Set aside a day or two just to go through like potential resources because MCAT stuff is expensive. Whether it’s the AAMC prep hub, Blueprint MCAT, Kaplan, or Princeton Review, it’s an investment for sure.

Check out which resources you can actually finish in the time you have. Dorothy recommends checking out Blueprint MCAT and signing up for an account if you haven’t yet. Get access to their free study planner. The videos are also going to be helpful for you and more amenable to your learning style.

Additionally, it’s important that you take your diagnostic test. This allows you to get your baseline score so you know where you currently stand. Then compare that to where you want your target score to be. You’re able to set a framework for how much time you need, whether you need three months or six months to prep for the MCAT. So you can organize your time based on where you are now and where you need to go.

[13:00] Why A Diagnostic Test is Important

It’s important to take your diagnostic test early, knowing that you won’t necessarily have all the content. And that’s okay. You take it so you know what you’re getting into. The MCAT is double the length of your diagnostic. So it requires even more stamina and more focus than the diagnostic test.

Even sitting down for a diagnostic is a four-hour test. It’s very long as it goes through all the sections. But it helps give you an idea of what each section is going to look like. You will get an idea about what type of passages you’re going to see, the types of concepts they will be testing and the questions that will be asked.

“Getting yourself a headstart in terms of thinking in the same logic as the MCAT and being exposed to that early is really helpful for framing how you're going to study the content once you get to it.”Click To Tweet

[17:00] Which Prereqs to Prioritize

Over time, the MCAT has scaled down a little bit on the amount of outcome that’s been covered on the test. Dorothy suggests prioritizing Gen Bio 1 and 2, Gen Chem 1 and 2, Gen Physics 1 and 2, and Biochem.

If you are one of those people who were lucky enough to start out college and you’re interested in science or premed, this follows the pattern of what you’d be taking anyways. But it can definitely be a hard decision if you are several prereqs down trying to take the MCAT in that certain timeline. It just means you have a lot more to self-study.

If you have all the basic prereqs, you don’t need to push back your MCAT timeline necessarily. Courses like Genetics will help you and make the bio/biochem sections easier for you. But those can be self-studied. Or you will get it a little bit here and there with Gen Bio and Biochem by nature as well.

[18:33] Things to Avoid When Starting the MCAT Journey

Do not sacrifice practice for content review.

There’s this common mindset among students where they feel the need to finish studying all content first before doing the practice tests. But it’s very helpful to do practice questions early, even if it’s just a passage or two every day.

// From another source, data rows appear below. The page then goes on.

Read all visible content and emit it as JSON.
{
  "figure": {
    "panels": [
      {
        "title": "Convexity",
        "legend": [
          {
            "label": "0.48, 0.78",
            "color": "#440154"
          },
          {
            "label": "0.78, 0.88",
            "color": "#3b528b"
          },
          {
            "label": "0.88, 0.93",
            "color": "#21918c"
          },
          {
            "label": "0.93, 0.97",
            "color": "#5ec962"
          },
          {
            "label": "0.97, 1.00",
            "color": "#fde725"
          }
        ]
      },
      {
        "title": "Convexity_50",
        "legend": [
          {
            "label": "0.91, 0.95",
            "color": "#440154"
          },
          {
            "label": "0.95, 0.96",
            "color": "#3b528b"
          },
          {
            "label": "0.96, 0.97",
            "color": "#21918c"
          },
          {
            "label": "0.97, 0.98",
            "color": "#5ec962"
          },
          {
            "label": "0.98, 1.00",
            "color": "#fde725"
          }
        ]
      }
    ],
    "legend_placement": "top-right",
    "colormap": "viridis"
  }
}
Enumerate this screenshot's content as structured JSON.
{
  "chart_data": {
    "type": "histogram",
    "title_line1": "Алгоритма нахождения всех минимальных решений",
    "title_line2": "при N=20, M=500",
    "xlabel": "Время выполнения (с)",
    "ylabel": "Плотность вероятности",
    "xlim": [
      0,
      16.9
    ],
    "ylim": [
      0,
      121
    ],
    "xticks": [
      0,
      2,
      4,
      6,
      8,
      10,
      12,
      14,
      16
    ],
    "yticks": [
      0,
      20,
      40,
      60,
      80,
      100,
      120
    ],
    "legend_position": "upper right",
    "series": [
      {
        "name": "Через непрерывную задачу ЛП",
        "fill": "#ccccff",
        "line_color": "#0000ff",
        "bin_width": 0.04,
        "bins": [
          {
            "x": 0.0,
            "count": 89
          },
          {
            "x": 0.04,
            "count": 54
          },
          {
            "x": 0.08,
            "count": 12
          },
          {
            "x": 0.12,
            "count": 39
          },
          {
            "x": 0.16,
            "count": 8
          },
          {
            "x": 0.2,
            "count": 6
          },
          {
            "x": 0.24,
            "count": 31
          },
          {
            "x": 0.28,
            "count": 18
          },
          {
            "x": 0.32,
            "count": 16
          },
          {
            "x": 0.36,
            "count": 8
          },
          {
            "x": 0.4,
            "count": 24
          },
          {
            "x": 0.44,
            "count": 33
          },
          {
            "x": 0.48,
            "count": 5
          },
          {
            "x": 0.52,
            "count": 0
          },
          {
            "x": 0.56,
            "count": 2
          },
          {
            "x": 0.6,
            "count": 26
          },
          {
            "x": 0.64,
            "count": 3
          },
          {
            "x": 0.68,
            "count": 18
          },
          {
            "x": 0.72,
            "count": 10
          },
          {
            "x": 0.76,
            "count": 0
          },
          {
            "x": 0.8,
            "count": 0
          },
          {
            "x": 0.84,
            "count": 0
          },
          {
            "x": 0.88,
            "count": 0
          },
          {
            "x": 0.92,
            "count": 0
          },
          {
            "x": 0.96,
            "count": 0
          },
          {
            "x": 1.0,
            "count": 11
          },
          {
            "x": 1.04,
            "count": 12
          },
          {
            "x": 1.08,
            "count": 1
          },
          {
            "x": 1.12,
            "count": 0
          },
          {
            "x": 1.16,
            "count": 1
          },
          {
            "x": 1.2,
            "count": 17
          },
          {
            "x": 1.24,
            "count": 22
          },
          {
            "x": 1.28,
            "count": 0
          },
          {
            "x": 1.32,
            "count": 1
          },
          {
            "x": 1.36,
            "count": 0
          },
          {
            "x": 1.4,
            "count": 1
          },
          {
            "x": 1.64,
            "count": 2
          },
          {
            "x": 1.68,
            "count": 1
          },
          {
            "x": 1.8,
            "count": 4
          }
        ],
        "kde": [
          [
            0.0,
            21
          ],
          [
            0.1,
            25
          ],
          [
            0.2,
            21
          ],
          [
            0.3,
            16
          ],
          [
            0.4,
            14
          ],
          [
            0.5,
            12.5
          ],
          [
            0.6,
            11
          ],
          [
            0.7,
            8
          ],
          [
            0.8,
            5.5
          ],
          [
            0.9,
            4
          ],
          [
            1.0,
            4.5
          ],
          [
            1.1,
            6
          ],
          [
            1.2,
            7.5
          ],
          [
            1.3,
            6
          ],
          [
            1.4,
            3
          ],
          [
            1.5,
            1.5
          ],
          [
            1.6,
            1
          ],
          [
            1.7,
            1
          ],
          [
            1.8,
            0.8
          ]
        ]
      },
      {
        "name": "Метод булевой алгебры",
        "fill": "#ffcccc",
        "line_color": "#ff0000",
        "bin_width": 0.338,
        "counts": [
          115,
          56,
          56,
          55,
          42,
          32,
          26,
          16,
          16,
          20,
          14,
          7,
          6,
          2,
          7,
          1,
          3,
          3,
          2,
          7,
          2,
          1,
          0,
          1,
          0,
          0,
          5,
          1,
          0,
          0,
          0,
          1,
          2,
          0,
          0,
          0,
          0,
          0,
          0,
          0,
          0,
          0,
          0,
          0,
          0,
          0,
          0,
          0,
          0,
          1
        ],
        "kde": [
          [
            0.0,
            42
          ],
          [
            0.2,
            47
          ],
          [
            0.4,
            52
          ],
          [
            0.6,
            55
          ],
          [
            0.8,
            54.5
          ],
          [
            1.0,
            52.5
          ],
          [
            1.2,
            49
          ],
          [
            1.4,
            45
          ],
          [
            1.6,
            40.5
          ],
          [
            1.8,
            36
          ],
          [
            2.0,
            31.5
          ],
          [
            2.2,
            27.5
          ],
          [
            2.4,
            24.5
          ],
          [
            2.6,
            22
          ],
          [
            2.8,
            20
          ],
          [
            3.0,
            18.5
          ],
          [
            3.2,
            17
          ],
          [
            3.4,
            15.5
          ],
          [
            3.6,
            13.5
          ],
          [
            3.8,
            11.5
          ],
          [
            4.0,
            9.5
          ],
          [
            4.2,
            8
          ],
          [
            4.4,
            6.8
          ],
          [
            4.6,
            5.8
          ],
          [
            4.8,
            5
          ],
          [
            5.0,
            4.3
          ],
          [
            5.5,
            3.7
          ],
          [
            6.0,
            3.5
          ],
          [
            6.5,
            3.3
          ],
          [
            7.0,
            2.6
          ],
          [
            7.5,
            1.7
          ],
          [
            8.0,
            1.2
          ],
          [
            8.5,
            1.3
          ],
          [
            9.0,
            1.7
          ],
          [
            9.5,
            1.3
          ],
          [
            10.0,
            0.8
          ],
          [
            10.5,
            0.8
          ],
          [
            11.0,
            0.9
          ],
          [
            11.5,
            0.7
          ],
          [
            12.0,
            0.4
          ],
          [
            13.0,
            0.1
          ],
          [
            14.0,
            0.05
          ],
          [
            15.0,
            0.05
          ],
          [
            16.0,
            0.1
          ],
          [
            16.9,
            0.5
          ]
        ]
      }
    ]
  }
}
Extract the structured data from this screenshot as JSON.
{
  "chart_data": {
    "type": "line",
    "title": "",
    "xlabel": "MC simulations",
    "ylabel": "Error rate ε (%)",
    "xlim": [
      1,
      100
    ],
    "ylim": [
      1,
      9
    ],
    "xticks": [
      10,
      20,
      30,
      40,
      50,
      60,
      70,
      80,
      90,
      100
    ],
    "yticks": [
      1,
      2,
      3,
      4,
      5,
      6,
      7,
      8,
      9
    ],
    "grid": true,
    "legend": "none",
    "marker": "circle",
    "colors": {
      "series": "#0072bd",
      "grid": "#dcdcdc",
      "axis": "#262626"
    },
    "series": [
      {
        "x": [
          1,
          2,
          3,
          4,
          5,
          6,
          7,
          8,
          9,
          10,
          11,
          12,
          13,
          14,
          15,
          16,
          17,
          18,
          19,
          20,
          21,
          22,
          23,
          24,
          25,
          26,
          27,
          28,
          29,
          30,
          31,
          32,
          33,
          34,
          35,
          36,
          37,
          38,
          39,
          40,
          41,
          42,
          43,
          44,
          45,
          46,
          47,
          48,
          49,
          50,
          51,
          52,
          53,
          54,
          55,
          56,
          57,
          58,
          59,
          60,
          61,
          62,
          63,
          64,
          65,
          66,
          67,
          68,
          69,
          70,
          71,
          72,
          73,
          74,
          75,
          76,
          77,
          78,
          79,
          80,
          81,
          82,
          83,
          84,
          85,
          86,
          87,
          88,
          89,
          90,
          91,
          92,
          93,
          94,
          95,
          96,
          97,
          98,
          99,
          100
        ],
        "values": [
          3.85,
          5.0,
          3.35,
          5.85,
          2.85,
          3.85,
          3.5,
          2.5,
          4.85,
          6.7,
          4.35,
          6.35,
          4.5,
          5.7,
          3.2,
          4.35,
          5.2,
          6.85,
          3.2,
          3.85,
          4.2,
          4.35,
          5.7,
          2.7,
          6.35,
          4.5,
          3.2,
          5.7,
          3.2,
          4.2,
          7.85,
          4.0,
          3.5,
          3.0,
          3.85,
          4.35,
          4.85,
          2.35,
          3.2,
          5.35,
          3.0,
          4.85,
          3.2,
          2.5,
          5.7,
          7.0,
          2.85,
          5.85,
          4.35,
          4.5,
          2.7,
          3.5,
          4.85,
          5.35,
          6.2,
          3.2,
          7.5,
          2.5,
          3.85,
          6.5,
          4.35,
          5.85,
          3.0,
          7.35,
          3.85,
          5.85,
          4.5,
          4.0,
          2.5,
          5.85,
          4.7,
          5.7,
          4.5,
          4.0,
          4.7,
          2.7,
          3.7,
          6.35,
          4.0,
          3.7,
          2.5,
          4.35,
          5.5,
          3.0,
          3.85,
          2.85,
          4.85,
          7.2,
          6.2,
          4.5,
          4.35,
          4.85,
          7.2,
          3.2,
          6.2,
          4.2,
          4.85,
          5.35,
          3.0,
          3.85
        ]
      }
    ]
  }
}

You have to be exposed to the logic of the MCAT and understand what types of content you need to apply to what situations.

Practice one or two passages in at least two sections every day while still actively doing a lot of content prep.

The second half of your prep period, once you are more well-versed in the content, is going to be practice-oriented. You’re just reviewing that practice, learning as much as you can from your practice, and then applying that forward.

'Don't sacrifice practice for content review... and in line with that, don't start out with only content review.'Click To Tweet

Consistency is really key. And as long as you keep practicing, reflecting on that, and learning from it, then you’ll get there for sure.